Je descends dans la section garage, au sous-sol, plus rock, plus hard. Je regarde les danseurs, les regards voilés par la testostérone, les images pornographiques qui défilent. Il me lance un regard au fond des yeux. Des épaules larges, crâne rasé, une micro barbe, rousse comme dans le conte, yeux pers. Il a l’air doux. Je l’écoute en souriant. Je me dis que les compliments, c’est pas sa force. Ma main remonte sous son t-shirt.
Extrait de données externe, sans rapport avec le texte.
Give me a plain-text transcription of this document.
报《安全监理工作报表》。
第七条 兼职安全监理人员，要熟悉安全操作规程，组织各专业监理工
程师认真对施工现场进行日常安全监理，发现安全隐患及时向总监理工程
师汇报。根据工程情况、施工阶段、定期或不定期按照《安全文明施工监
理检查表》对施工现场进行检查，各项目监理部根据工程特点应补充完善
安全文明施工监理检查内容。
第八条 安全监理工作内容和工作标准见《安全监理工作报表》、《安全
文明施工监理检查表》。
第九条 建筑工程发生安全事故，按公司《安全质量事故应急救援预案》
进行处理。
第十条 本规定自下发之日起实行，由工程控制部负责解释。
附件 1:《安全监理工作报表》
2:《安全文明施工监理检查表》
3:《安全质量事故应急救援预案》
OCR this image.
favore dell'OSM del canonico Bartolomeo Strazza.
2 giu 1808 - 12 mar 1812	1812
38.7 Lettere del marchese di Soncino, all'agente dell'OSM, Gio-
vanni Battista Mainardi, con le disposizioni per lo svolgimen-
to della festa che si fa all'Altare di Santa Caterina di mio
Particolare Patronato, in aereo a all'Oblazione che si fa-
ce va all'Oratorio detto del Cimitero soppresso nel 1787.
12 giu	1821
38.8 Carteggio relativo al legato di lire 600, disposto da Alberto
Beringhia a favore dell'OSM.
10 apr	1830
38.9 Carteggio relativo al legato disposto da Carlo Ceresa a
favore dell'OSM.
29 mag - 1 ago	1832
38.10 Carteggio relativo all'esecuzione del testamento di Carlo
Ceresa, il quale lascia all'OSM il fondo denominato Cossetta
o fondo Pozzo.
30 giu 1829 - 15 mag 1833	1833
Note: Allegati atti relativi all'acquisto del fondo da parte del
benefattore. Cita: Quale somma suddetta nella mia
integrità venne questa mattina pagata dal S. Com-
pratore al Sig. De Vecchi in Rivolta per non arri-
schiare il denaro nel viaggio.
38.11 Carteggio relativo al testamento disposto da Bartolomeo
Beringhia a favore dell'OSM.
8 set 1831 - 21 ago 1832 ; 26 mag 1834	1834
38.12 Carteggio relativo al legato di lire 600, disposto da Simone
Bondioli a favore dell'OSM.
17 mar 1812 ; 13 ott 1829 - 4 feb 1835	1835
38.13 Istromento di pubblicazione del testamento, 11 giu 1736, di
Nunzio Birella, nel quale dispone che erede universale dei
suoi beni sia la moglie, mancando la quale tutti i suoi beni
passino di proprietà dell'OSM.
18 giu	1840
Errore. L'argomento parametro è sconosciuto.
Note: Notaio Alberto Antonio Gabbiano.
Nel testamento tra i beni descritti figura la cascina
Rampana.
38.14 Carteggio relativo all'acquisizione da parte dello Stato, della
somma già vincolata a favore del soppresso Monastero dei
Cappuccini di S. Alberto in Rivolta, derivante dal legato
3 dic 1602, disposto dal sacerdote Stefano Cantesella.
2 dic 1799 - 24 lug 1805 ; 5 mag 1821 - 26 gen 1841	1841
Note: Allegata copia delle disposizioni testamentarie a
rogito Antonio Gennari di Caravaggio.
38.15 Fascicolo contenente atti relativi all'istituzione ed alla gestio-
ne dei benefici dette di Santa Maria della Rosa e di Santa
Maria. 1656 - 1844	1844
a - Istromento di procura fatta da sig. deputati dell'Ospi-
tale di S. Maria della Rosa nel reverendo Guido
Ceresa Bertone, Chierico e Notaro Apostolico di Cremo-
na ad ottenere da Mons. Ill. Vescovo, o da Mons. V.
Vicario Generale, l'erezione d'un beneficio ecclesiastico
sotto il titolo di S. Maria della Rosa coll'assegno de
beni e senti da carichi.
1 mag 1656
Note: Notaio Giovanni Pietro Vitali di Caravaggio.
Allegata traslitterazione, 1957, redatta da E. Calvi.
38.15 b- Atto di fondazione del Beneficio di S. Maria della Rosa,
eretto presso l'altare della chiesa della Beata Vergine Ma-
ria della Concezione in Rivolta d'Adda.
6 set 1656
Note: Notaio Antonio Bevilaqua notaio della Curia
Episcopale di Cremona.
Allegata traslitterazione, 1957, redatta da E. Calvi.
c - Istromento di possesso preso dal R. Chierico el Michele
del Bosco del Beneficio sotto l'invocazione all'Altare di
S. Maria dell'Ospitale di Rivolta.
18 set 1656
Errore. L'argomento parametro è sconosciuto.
J’entre chez lui. Je reconnais le bâtiment, l’appartement. —« Ton coloc s’appellerait pas Bernard ? » Bernard c’est le meilleur ami d’un ami. Ils sont effectivement colocataires. Je suis déjà venu ici quelquefois. Le monde est petit et Bernard arrive, justement. Je suis gêné d’être chez lui. Il me regarde et n’arrête pas de sourire. Demain matin, tous nos amis communs vont savoir que j’ai passé la nuit ici. Le rouquin a disparu dans sa chambre. Bernard me demande si je veux quelque chose à boire. Je décline : « non, ben, j’vais aller le rejoindre, hein ? » Il rit.
Je referme la porte derrière moi. Nous roulons sur le matelas. Plus tard je m’endors emmêlé dans sa chaleur. Le lendemain, je me sauve, j’ai rendez-vous au Réveil-matin à midi. Le ciel est gris et il fait vraiment très froid.

Dimanche après-midi, je suis étendu sur mon lit. J’ouvre les yeux. C’est le jour ou la nuit ? Je ne suis même pas abimé de la veille, je m’endurcis. Mais j’ai le vertige face au vide qui se déploie devant moi. Si j’étais un objet, j’aurais été fait en Chine. Je serais jetable après usage. J’aurais dans le dos un tableau de valeur nutritive : riche en fibre, excellente source de vitamine A, faible en gras saturé. Comme n’importe quelle pièce de viande, on devrait m’apposer une date d’expiration. Une mention : À consommer dans les six heures suivant la fermeture des bars. Ma valeur s’exprime en chiffres, se transige, se dévalue, inexorablement. Au suivant !

Je saute si facilement dans ce jeu où il y a peu d’élus. J’ai pas toujours les reins assez solides pour rester humain dans tout ça. Pas de cocaïne, de crystal ou d’ectasy pour me mettre en abîme. J’oublie que le jeu n’est qu’un jeu. Alors le vide, je le reçois en pleine figure. Je veux plus jouer. Je veux descendre.

Sur mon t-shirt les traces du parfum d’un autre, dans ma main gauche une odeur de sexe. (Je me renifle constamment la paume) Sur la table un reste de pizza, un numéro de téléphone griffonné au dos d’un flyer, une adresse hotmail. À des milliards d’années-lumière de mon corps fatigué, un rêve file comme une sonde. Sans savoir s’il y a de la vie quelque part ailleurs, sans savoir ce qu’il aura derrière les nébuleuses. J’imagine un témoin lumineux qui clignote dans le froid et le silence. Seul devant l’écran, j’écris cette note.